Randy Brown, the CEO of Rowntree Gardens, has had a streak of good luck finding young people like Torres lately. Or maybe it’s more strategy than fortune: He recently hired a millennial recruiter who knew how to talk about the work with twentysomethings. “It took me a few days to get used to the man-bun,” says Brown, half-jokingly, but when he heard that recruiter on the phone, he could hear the difference it was making. “He just intuitively, early on, knew the right questions,” Brown continues, “and it really does come back to purpose, young people wanting purpose. They also want flexible hours, different things. We started recognizing, ‘Wow, he speaks their language really well.’” When that recruiter left to do missionary work, Brown replaced him with someone on staff who was in the same age group and equally plugged in.
The day-to-day of the job involves assisting people with grooming and dressing, escorting people to and from activities or meals, and ensuring everyone feels safe, connected, and cared for. Arguably, it also requires extra emotional intelligence and maturity to truly see and respect elders in a society so committed to an anti-aging agenda. For Torres, however, it seems to come naturally. “We just talk,” he says of the work. “I help them with what they need and then we can just have a conversation, just about life and how things are going, and how they grew up,” he tells me. He loves those conversations, he says.

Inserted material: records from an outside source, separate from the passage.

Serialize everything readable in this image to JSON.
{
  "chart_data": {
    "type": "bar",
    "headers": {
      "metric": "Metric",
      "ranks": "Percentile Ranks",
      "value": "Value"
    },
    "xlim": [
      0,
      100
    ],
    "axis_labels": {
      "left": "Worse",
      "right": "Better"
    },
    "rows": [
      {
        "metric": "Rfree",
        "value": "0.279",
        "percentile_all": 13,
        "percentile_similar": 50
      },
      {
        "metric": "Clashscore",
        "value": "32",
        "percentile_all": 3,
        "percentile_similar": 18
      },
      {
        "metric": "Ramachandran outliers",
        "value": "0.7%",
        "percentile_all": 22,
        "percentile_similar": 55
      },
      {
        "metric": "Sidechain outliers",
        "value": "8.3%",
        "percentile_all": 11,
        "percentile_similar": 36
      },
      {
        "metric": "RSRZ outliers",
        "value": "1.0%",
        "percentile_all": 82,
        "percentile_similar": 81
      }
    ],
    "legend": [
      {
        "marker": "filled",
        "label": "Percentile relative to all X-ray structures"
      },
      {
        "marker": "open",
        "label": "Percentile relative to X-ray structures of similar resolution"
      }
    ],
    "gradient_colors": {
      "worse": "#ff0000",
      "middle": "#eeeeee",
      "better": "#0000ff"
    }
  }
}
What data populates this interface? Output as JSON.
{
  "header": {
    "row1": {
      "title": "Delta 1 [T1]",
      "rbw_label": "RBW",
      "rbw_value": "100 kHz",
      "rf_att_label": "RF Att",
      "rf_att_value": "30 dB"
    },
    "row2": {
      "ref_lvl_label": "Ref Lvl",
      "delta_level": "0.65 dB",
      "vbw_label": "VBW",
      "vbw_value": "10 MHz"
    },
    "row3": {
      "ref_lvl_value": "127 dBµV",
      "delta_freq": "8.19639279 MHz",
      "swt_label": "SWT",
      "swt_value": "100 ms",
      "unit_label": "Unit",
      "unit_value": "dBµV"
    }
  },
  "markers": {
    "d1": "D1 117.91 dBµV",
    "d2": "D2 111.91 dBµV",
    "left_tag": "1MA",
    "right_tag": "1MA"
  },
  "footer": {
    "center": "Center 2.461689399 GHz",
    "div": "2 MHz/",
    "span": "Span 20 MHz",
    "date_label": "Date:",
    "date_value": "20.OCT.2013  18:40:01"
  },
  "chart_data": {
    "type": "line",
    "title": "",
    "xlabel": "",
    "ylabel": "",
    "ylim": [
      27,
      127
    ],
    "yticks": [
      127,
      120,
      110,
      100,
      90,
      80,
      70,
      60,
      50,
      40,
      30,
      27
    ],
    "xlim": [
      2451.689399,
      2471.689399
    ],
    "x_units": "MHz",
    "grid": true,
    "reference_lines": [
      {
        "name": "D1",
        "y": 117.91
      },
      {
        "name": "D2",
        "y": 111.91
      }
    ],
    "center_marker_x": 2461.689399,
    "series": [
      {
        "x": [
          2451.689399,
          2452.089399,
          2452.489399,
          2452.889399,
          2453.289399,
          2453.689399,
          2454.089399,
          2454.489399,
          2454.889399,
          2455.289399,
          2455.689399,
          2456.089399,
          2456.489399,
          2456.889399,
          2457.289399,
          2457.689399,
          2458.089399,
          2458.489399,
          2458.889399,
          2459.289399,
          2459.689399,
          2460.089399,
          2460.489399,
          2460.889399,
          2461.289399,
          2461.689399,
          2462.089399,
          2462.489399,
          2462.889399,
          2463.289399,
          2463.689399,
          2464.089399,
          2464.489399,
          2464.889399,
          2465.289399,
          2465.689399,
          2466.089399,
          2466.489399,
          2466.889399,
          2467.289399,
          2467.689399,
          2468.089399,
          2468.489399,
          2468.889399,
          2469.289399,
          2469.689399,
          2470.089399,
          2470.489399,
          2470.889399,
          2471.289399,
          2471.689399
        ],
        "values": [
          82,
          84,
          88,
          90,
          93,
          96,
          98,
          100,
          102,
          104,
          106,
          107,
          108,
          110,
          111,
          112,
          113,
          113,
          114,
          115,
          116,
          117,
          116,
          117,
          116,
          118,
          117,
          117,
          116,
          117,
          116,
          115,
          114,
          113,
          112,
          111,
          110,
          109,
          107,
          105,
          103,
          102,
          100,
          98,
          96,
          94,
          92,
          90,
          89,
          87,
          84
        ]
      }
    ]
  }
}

Male caregivers are less common at retirement homes, and sometimes residents can be vocal about preferring a woman, Torres says. When he first started at the assisted living residence at Rowntree, “a few people weren’t fond of me,” he recalls. Within a week, things changed. “I ended up getting through to them. Soon, they were asking for me specifically.”
His friends don’t always get it. Torres reports that he fields questions like “How can you do it?” Seniors residences still have a reputation of being sad and lonely places where people are warehoused, and a few places live up to that dismal vision, but many don’t. Still, his peers tell Torres that “it must take a strong person to see somebody in that position and be gentle to care for them,” he continues. “I say, ‘You just have the compassion. You have the heart, and if you can help them in their time of need, that’s all it is.”
Torres has weighed pursuing nursing school or a degree in social work to become a therapist, but has put his education on hold because of the pandemic. He wants to see people his age show more empathy for, and understanding of, people who are older, or who have dementia, and happen to need care. “I would hope that this pandemic can change the minds of the younger kids coming up,” he says. “Not only do we need to protect ourselves, but the senior citizens—they really need our help.”